In the basic sense of how we lost the Presidency:
- Trump won by 229,766 votes across three states: Pennsylvania, Michigan, and Wisconsin. This is not a blowout, but it is a wider win than 2016 or 2020 (78k and 43k respectively).
- Trump’s Electoral College win matched national shifts. Relative to 2020, he gained vote share in 89% of counties, shifting the popular vote six points nationally and 3.5 points in swing states.
- Trump won mainly because Democrats underperformed. Relative to 2020, Trump gained about three million votes while Harris netted six million fewer votes than Biden. But in the national share of the eligible vote population, Trump gained just 0.4% while Harris lost 3.5%.
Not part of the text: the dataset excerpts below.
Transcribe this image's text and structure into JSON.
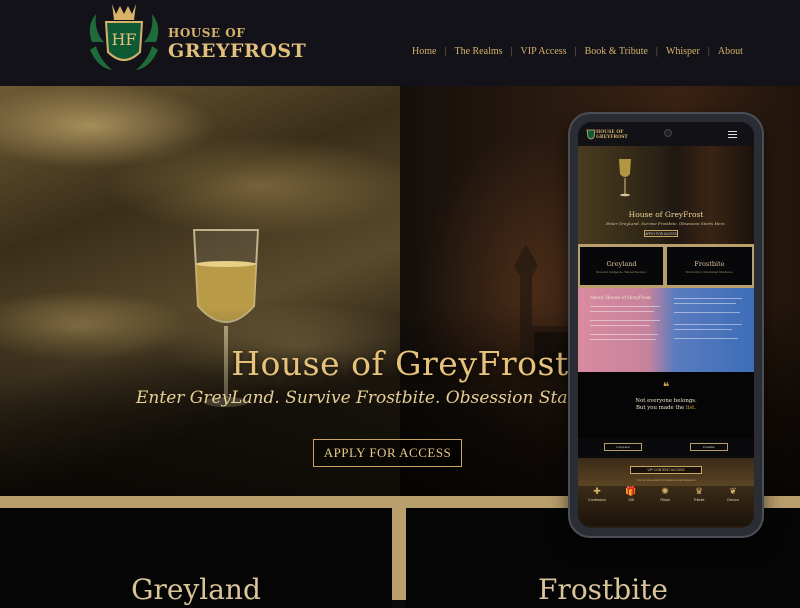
{
  "brand": {
    "of": "HOUSE OF",
    "name": "GREYFROST",
    "mark": "HF"
  },
  "nav": {
    "items": [
      "Home",
      "The Realms",
      "VIP Access",
      "Book & Tribute",
      "Whisper",
      "About"
    ]
  },
  "hero": {
    "title": "House of GreyFrost",
    "subtitle": "Enter GreyLand. Survive Frostbite. Obsession Star",
    "cta": "APPLY FOR ACCESS"
  },
  "realms": [
    {
      "title": "Greyland"
    },
    {
      "title": "Frostbite"
    }
  ],
  "mobile": {
    "hero_title": "House of GreyFrost",
    "hero_sub": "Enter GreyLand. Survive Frostbite. Obsession Starts Here.",
    "hero_cta": "APPLY FOR ACCESS",
    "cards": [
      {
        "title": "Greyland",
        "sub": "Romantic Indulgence. Tailored Devotion."
      },
      {
        "title": "Frostbite",
        "sub": "Bold Control. Unrestricted Obedience."
      }
    ],
    "about_title": "About House of GreyFrost",
    "quote_mark": "❝",
    "quote_line1": "Not everyone belongs.",
    "quote_line2a": "But you made the ",
    "quote_line2b": "list.",
    "links": [
      "GreyLand",
      "Frostbite"
    ],
    "vip_cta": "VIP CONTENT ACCESS",
    "vip_sub": "Your private portal of indulgence and obsession",
    "icons": [
      {
        "glyph": "✚",
        "label": "Confession"
      },
      {
        "glyph": "🎁",
        "label": "Gift"
      },
      {
        "glyph": "✺",
        "label": "Ritual"
      },
      {
        "glyph": "♛",
        "label": "Tribute"
      },
      {
        "glyph": "❦",
        "label": "Devour"
      }
    ]
  },
  "colors": {
    "gold": "#d6b26a",
    "accent": "#e6c27a",
    "bg": "#0b0b0d"
  }
}
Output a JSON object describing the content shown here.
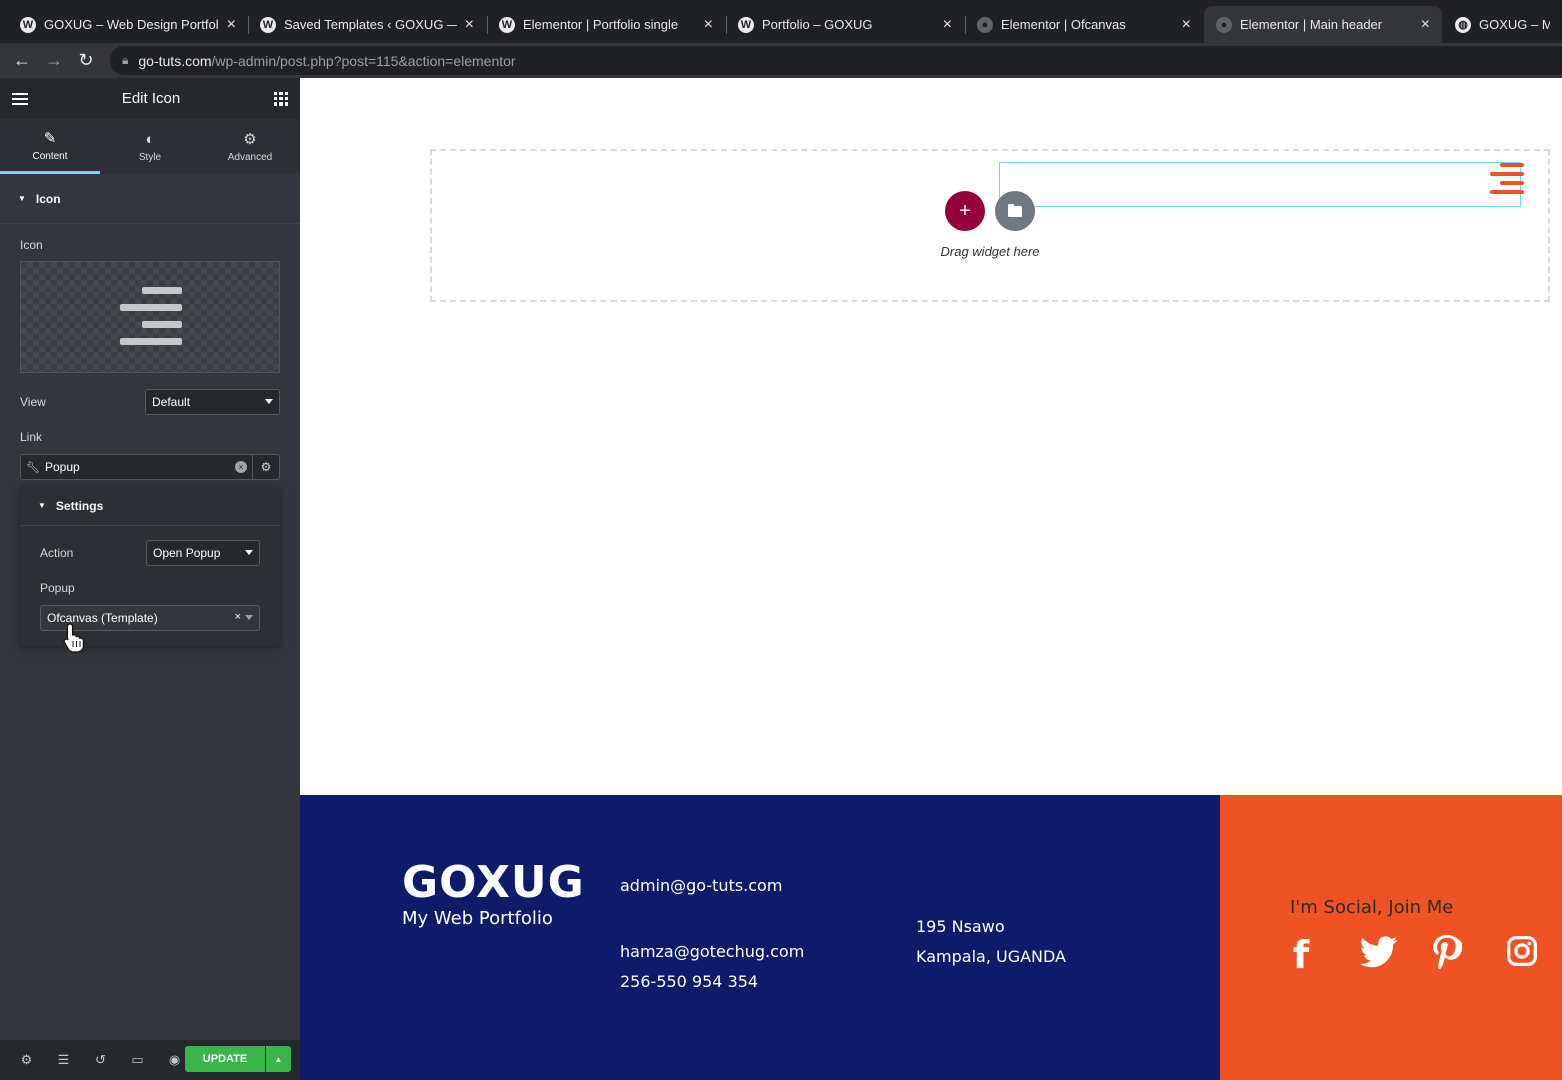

Why did this happen? The various takes could (and will) fill books – check out this bibliography for starters. But the truth is, it’s all speculative until Spring 2025 when Secretaries of State will share detailed state-by-state voter data for more robust analysis. That said, here is what we know so far:
- Globally, incumbents are losing everywhere – literally and figuratively left and right. A simple likely explanation? Economic insecurity caused by inflation following the Covid-19 pandemic.
- This was a ‘change’ election, and Trump was the change agent. In NBC exit polling, 73% of voters were angry or dissatisfied with the country’s direction. They supported Trump by 26 points. In CBS exit polling, 30% of voters ranked “ability to lead” as the most important quality, and 27% ranked “can bring needed change.” Trump won them by 31 and 48 points each.
- Core Democratic constituencies moved to Trump. AP Votecast exit polling shows Trump made gains among young voters and voters of color. NBC exit polls show Trump won a majority of voters with no college degree and only lost Latine voters with no college degree by 51% to 47% — a 31-point gain from 2020.
- Anti-Trump voters stayed home. Democratic analyst Michael Podhorzer estimates 15 million people who voted “against” Trump in 2020 didn’t vote in 2024. This suggests Trump didn’t get much more popular; Democrats got less so.
- Trump won the “Misinformed Vote”. Polls by Ipsos, Data for Progress, NBC, and others show a dramatic divide: Harris won well-informed voters who follow traditional media, while Trump won misinformed voters, low-info voters, and consumers of non-traditional media.
- The biggest “winner” in 2024 was still the couch. More eligible voters stayed home than voted for Trump or Harris: Almost 90 million people, or 36% of the electorate. This suggests eligible voters were, overall, more fed up with our whole system than they were alarmed by Trump.
All of this is a tough pill to swallow. But when we see where we are, we can see what to do about it.